Tak to widział Tomek. Tak to zobaczył, gdy wybiegł z piłką pod pachą. Od razu przystanął zdziwiony, że ciemność jest wszędzie. Owszem, wiedział, że jest druga w nocy, ale osiedle nigdy nie zatapiało się aż w takim mroku. Jedynym oświetlonym miejscem był znajdujący się obok bloku Orlik.

Tomek zajął pozycję naprzeciwko pustej bramki. Nie zwracał uwagi na to, że deszcz uparcie wsiąka w jego koszulkę i spodenki. Nie zwracał uwagi, że krople obficie spływały po jego czole i policzkach. Nie przejmował się tym, że włosy stawały się coraz bardziej mokre.
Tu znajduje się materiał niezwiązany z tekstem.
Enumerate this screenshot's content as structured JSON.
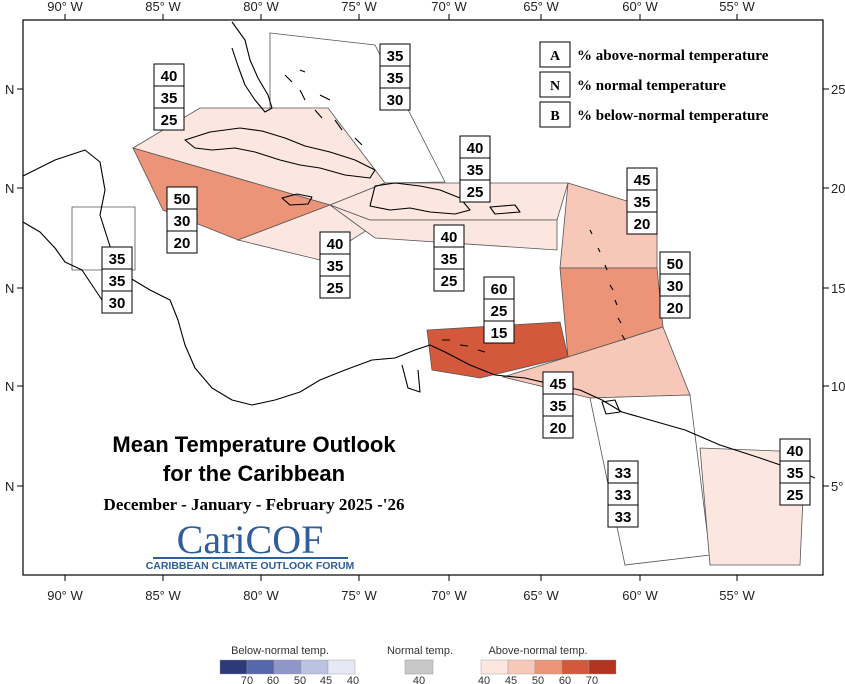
{
  "map": {
    "title_line1": "Mean Temperature Outlook",
    "title_line2": "for the Caribbean",
    "period": "December - January - February 2025 -'26",
    "brand": "CariCOF",
    "brand_subtitle": "CARIBBEAN CLIMATE OUTLOOK FORUM",
    "longitude_ticks": [
      "90° W",
      "85° W",
      "80° W",
      "75° W",
      "70° W",
      "65° W",
      "60° W",
      "55° W"
    ],
    "latitude_ticks_left": [
      "N",
      "N",
      "N",
      "N",
      "N"
    ],
    "latitude_ticks_right": [
      "25",
      "20",
      "15",
      "10",
      "5°"
    ],
    "legend": [
      {
        "key": "A",
        "desc": "% above-normal temperature"
      },
      {
        "key": "N",
        "desc": "% normal temperature"
      },
      {
        "key": "B",
        "desc": "% below-normal temperature"
      }
    ],
    "regions": [
      {
        "name": "bahamas",
        "above": "35",
        "normal": "35",
        "below": "30"
      },
      {
        "name": "cuba",
        "above": "40",
        "normal": "35",
        "below": "25"
      },
      {
        "name": "jamaica-cayman",
        "above": "50",
        "normal": "30",
        "below": "20"
      },
      {
        "name": "belize",
        "above": "35",
        "normal": "35",
        "below": "30"
      },
      {
        "name": "haiti-south",
        "above": "40",
        "normal": "35",
        "below": "25"
      },
      {
        "name": "hispaniola-pr",
        "above": "40",
        "normal": "35",
        "below": "25"
      },
      {
        "name": "north-hispaniola",
        "above": "40",
        "normal": "35",
        "below": "25"
      },
      {
        "name": "leeward-islands",
        "above": "45",
        "normal": "35",
        "below": "20"
      },
      {
        "name": "windward-islands",
        "above": "50",
        "normal": "30",
        "below": "20"
      },
      {
        "name": "abc-islands",
        "above": "60",
        "normal": "25",
        "below": "15"
      },
      {
        "name": "trinidad",
        "above": "45",
        "normal": "35",
        "below": "20"
      },
      {
        "name": "guyana",
        "above": "33",
        "normal": "33",
        "below": "33"
      },
      {
        "name": "suriname-guiana",
        "above": "40",
        "normal": "35",
        "below": "25"
      }
    ],
    "colorbar": {
      "below_label": "Below-normal temp.",
      "normal_label": "Normal temp.",
      "above_label": "Above-normal temp.",
      "below_ticks": [
        "70",
        "60",
        "50",
        "45",
        "40"
      ],
      "normal_ticks": [
        "40"
      ],
      "above_ticks": [
        "40",
        "45",
        "50",
        "60",
        "70"
      ],
      "below_colors": [
        "#2c3a78",
        "#5566aa",
        "#8f97c9",
        "#bcc2e2",
        "#e6e8f4"
      ],
      "normal_color": "#c8c8c8",
      "above_colors": [
        "#fbe6e0",
        "#f7c7b8",
        "#ec9477",
        "#d4583b",
        "#b23320"
      ]
    }
  }
}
– Nie będziesz piłkarzem! – usłyszał w głowie stanowczy głos.

Potem rozległ się rechot.

Tomek zacisnął wargi. Strzelił. Kopnął piłkę, wkładając w to całą siłę. Bramka niemal jęknęła, gdy piłka wciskała się z ogromną szybkością w jej światło.

– Możesz grać na cymbałkach, a nie w piłkę! – znowu głos wypełnił głowę Tomka.

Rechot.

Zaciśnięte wargi. Strzał. Tym razem okienko.

Deszcz stał się jeszcze intensywniejszy, jakby chciał wygnać intruza z boiska.

– Nie masz talentu, szmaciarzu!

Rechot jakby bardziej przeraźliwy.

Zaciśnięte wargi. Strzał. Środek bramki.

Deszcz zamienił się w prawdziwą ulewę.

– Pierdolony smarkacz!

Rechot. Strzał. Pudło.

Tomek pochylił się, ciężko oddychając. Odgarnął z czoła przemoczone włosy. Pokręcił głową. Potem znowu. Jakby nie zgadzał się z niczym, co go spotkało w życiu. Jakby nie zgadzał się na taką rzeczywistość, jaka go otaczała.

Ale innej rzeczywistości nie było!

– Możesz grać na cymbałkach, a nie w piłkę! – głos w głowie nie dawał za wygraną. – Nigdy nie będziesz piłkarzem, gnojku!

Tomek znowu zagryzł wargi. Niemal do krwi. Wziął rozbieg. Ruszył. Pędził. Zbliżał się.

Nagle zatrzymał się gwałtownie tuż przed piłką. Wziął ją w dłonie. Piłka była mokra. Śliska. Tomek nie zwracał jednak na to uwagi. Patrzył. Wpatrywał się w piłkę. Mocno. Długo. Jakby chciał przeniknąć jej tajemnice.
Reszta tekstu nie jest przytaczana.